Last weekend a few of us went and had a weekend in Berlin. We didn't have time to visit all the different hackspaces/makerspaces there (at last count, about ten in just the one city!) but did end up near Legoland.
Unlike the UK counterpart, it's not a massive theme park with rides and a sprawling outdoor park (it's built in the middle of a city for a start!) but is still quite impressive and worth a visit - particularly if one of your party happens to be a five-year-old boy who has just had a birthday.
In the (underground) entrance are some very impressive city-scapes, including a recreation of the Berlin City circa 1989, complete with working underground railway system.

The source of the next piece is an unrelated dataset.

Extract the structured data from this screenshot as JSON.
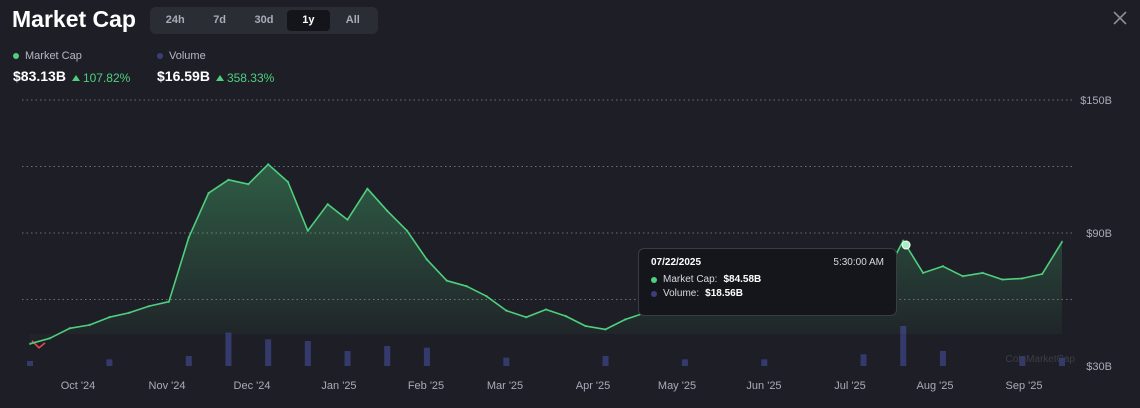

The whole set-up is rather impressive.
And - unlike the cliched stereotype of a typical German - it's not devoid of humour; there's even a graffitti-covered wall which - at the press of a button - falls over to the cheers of the crowds.

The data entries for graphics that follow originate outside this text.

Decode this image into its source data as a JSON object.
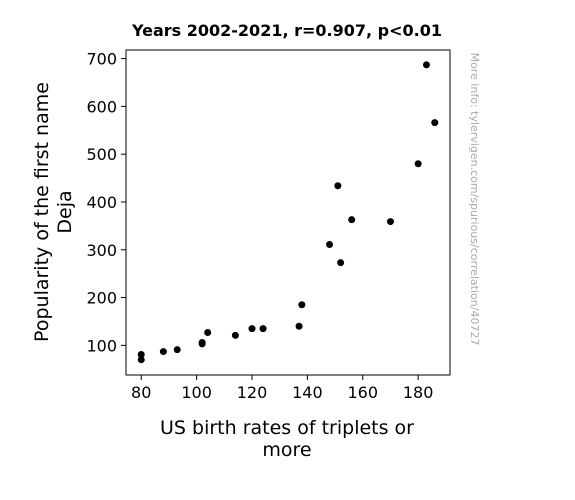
{
  "chart_data": {
    "type": "scatter",
    "title": "Years 2002-2021, r=0.907, p<0.01",
    "xlabel_lines": [
      "US birth rates of triplets or",
      "more"
    ],
    "ylabel_lines": [
      "Popularity of the first name",
      "Deja"
    ],
    "watermark": "More info: tylervigen.com/spurious/correlation/40727",
    "xlim": [
      74.5,
      191.5
    ],
    "ylim": [
      38,
      718
    ],
    "x_ticks": [
      80,
      100,
      120,
      140,
      160,
      180
    ],
    "y_ticks": [
      100,
      200,
      300,
      400,
      500,
      600,
      700
    ],
    "grid": false,
    "point_color": "#000000",
    "points": [
      {
        "x": 80,
        "y": 70
      },
      {
        "x": 80,
        "y": 81
      },
      {
        "x": 88,
        "y": 87
      },
      {
        "x": 93,
        "y": 91
      },
      {
        "x": 102,
        "y": 103
      },
      {
        "x": 102,
        "y": 106
      },
      {
        "x": 104,
        "y": 127
      },
      {
        "x": 114,
        "y": 121
      },
      {
        "x": 120,
        "y": 135
      },
      {
        "x": 124,
        "y": 135
      },
      {
        "x": 137,
        "y": 140
      },
      {
        "x": 138,
        "y": 185
      },
      {
        "x": 148,
        "y": 311
      },
      {
        "x": 151,
        "y": 434
      },
      {
        "x": 152,
        "y": 273
      },
      {
        "x": 156,
        "y": 363
      },
      {
        "x": 170,
        "y": 359
      },
      {
        "x": 180,
        "y": 480
      },
      {
        "x": 183,
        "y": 687
      },
      {
        "x": 186,
        "y": 566
      }
    ]
  }
}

Moments later a tiny David Hasselhoff belts out "Looking for Freedom" atop a Lego crane, complete with twinkling LEDs. The whole thing is fantastically tongue-in-cheek - not exactly the kind of thing we've been taught to expect from our German friends!
Of course the science and engineering section held our interest far longer than the Ninja Go and Batman franchised areas; servo-driven animations, flashing LEDs and loads of real-life moments in history captured in miniature made this a trip to remember!